Bases: ai4med.components.data.keras_image_pipeline_with_cache.KerasImagePipelineWithCache

An implementation of DataPipeline that uses SmartCache to efficiently generate data for training/testing of classification tasks.

Note that data_list_file_path must point to a json file that is similar to what you get from http://medicaldecathlon.com/.

Parameters

data_list_file_path (string) – The path to the json file
data_file_base_dir (string) – The base directory of the dataset
data_list_key (string) – The key to get a list of dictionary to be used
output_crop_size (tuple, list) – Crop size of the output data
transforms – A list of transforms to be applied to the data
output_data_format – Format of the output data. Must be a valid format from DataFormat. See ai4med.common.data_format
output_data_dims (int) – Number of dimensions of output images
output_image_channels (int) – Number of channels of output images
output_image_dtype (string) – Data type of output images
output_label_format – Format of output labels, refer to ai4med.common.label_format
output_batch_size (int) – Batch size of output
batched_by_transforms (bool) – Batching can be done either by transforms or by the TF dataset. This parameter specifies how the batching is done.
num_workers (int) – Number of worker threads for data transformation
prefetch_size (int) – Number of data subjects to prefetch
shuffle (bool) – To shuffle the data or not
duplicate_count (int) – Number of times to duplicate the datalist.
extra_inputs – Extra placeholders for data inputs
num_cache_objects (int) – Number of objects to be cached
replace_percent (float) – The percent of cached data to be replaced in every epoch
caches_data (bool) – Whether to cache data in memory
batch_transforms (list) – List of transforms to be applied to batched data.
multiprocessing (bool) – Whether to use multiprocessing lib or python’s native threading. Default: False.
sampling (str) – Should use weighted sampling for data. Default sampling=None means no uniform sampling. Options are ‘element’ and ‘automatic’. ‘element’ picks weights from dataset json. ‘Automatic’ calculates it based on the number of elements in each class.

Note

If you set ‘caches_data’ to False, then you are only using this content rotation feature without incurring any memory consumption.
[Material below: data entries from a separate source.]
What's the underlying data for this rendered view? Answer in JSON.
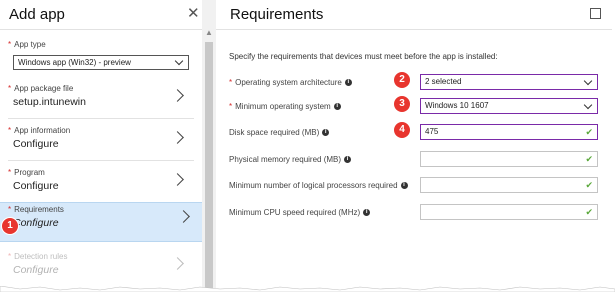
{
  "left_panel": {
    "title": "Add app",
    "app_type": {
      "label": "App type",
      "value": "Windows app (Win32) - preview"
    },
    "steps": [
      {
        "label": "App package file",
        "value": "setup.intunewin",
        "required": true
      },
      {
        "label": "App information",
        "value": "Configure",
        "required": true
      },
      {
        "label": "Program",
        "value": "Configure",
        "required": true
      },
      {
        "label": "Requirements",
        "value": "Configure",
        "required": true,
        "active": true,
        "badge": "1"
      },
      {
        "label": "Detection rules",
        "value": "Configure",
        "required": true,
        "faded": true
      }
    ]
  },
  "right_panel": {
    "title": "Requirements",
    "description": "Specify the requirements that devices must meet before the app is installed:",
    "fields": [
      {
        "label": "Operating system architecture",
        "required": true,
        "value": "2 selected",
        "badge": "2",
        "kind": "dropdown"
      },
      {
        "label": "Minimum operating system",
        "required": true,
        "value": "Windows 10 1607",
        "badge": "3",
        "kind": "dropdown"
      },
      {
        "label": "Disk space required (MB)",
        "required": false,
        "value": "475",
        "badge": "4",
        "kind": "text"
      },
      {
        "label": "Physical memory required (MB)",
        "required": false,
        "value": "",
        "kind": "text"
      },
      {
        "label": "Minimum number of logical processors required",
        "required": false,
        "value": "",
        "kind": "text"
      },
      {
        "label": "Minimum CPU speed required (MHz)",
        "required": false,
        "value": "",
        "kind": "text"
      }
    ]
  },
  "colors": {
    "accent_badge": "#e8352e",
    "active_step_bg": "#d7e9fa",
    "field_focus_border": "#7a2aa8",
    "check": "#5aa83a"
  },
  "icons": {
    "close": "close-icon",
    "maximize": "maximize-icon",
    "info": "info-icon",
    "chevron": "chevron-right-icon",
    "check": "check-icon"
  }
}
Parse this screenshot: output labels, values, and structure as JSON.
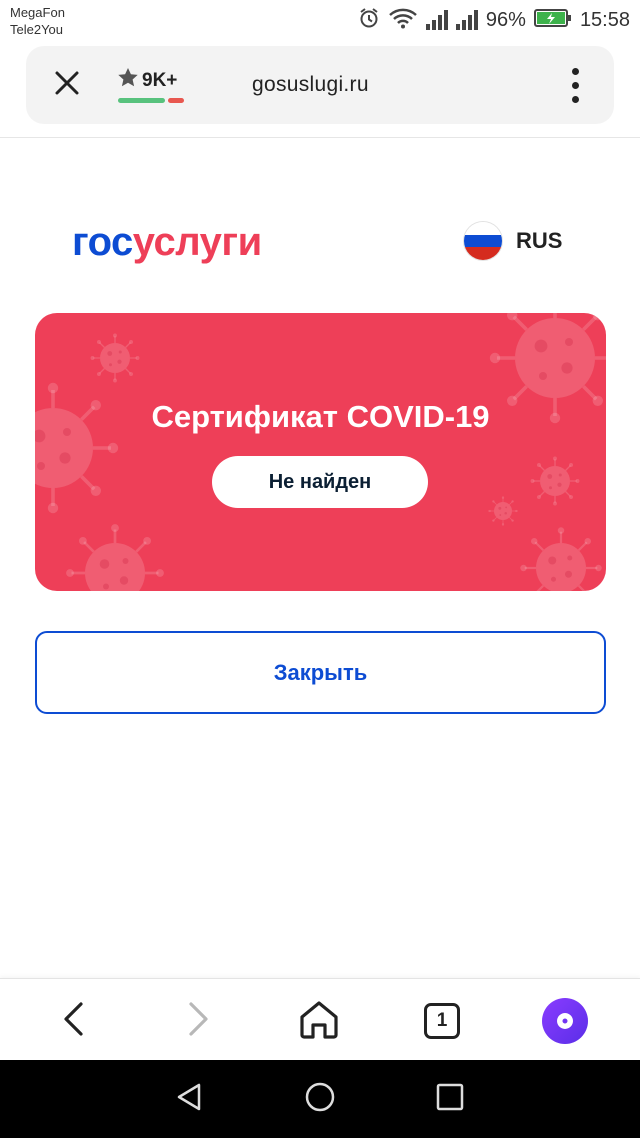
{
  "status_bar": {
    "carrier_1": "MegaFon",
    "carrier_2": "Tele2You",
    "battery_percent": "96%",
    "time": "15:58",
    "icons": [
      "alarm-icon",
      "wifi-icon",
      "signal-icon",
      "signal-icon",
      "battery-charging-icon"
    ]
  },
  "browser": {
    "url": "gosuslugi.ru",
    "rating_label": "9K+",
    "rating_positive_fraction": 0.75,
    "tabs_count": "1",
    "icons": [
      "close-icon",
      "star-icon",
      "more-vert-icon",
      "back-icon",
      "forward-icon",
      "home-icon",
      "alice-icon"
    ]
  },
  "header": {
    "logo_part_1": "гос",
    "logo_part_2": "услуги",
    "language": "RUS"
  },
  "covid_card": {
    "title": "Сертификат COVID-19",
    "status": "Не найден"
  },
  "actions": {
    "close_label": "Закрыть"
  },
  "colors": {
    "brand_blue": "#0d4cd3",
    "brand_red": "#ee3f58",
    "status_text": "#0b1f33",
    "alice_purple": "#7a35ff"
  }
}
ai4med.components.data.data_pipeline module

class DataPipeline

Bases: ai4med.common.graph_component.GraphComponent

This class defines the required methods for data pipeline implementations.

A DataPipeline produces data items for training and validation.

Note

DataPipeline is a graph building component. Implementations must implement the build method required by GraphComponent’s interface.

abstract get_data_property()

Get the property of produced data

Returns: DataProperty object

abstract get_dataset_size()

Get the size of the dataset, which is the number of training subjects.

Returns: size of dataset

get_extra_inputs()

Get the placeholder specs of extra data inputs, if any

Returns: list of PlaceholderSpec objects, or None

abstract get_next_batch(session)

Get the next batch of data.

Parameters: session – the TF session

Returns: batched data

abstract initialize_dataset(session, state=- 1)

Initializes the dataset.

Note

This method is called at the beginning of each training epoch.

Parameters

session – the TF session.
state – the current training state. It is usually the epoch number. State -1 means
training has not started. (the) –

abstract number_of_subjects_per_batch()

Get the number of subjects used to produce a batch. Depending on how the training data is transformed, training samples in the same batch could be produced from one or more subjects.

Returns: number of subjects used to produce a batch

abstract set_sharding(rank, num_shards, equal_shard_size=True, fixed_shard_data=False)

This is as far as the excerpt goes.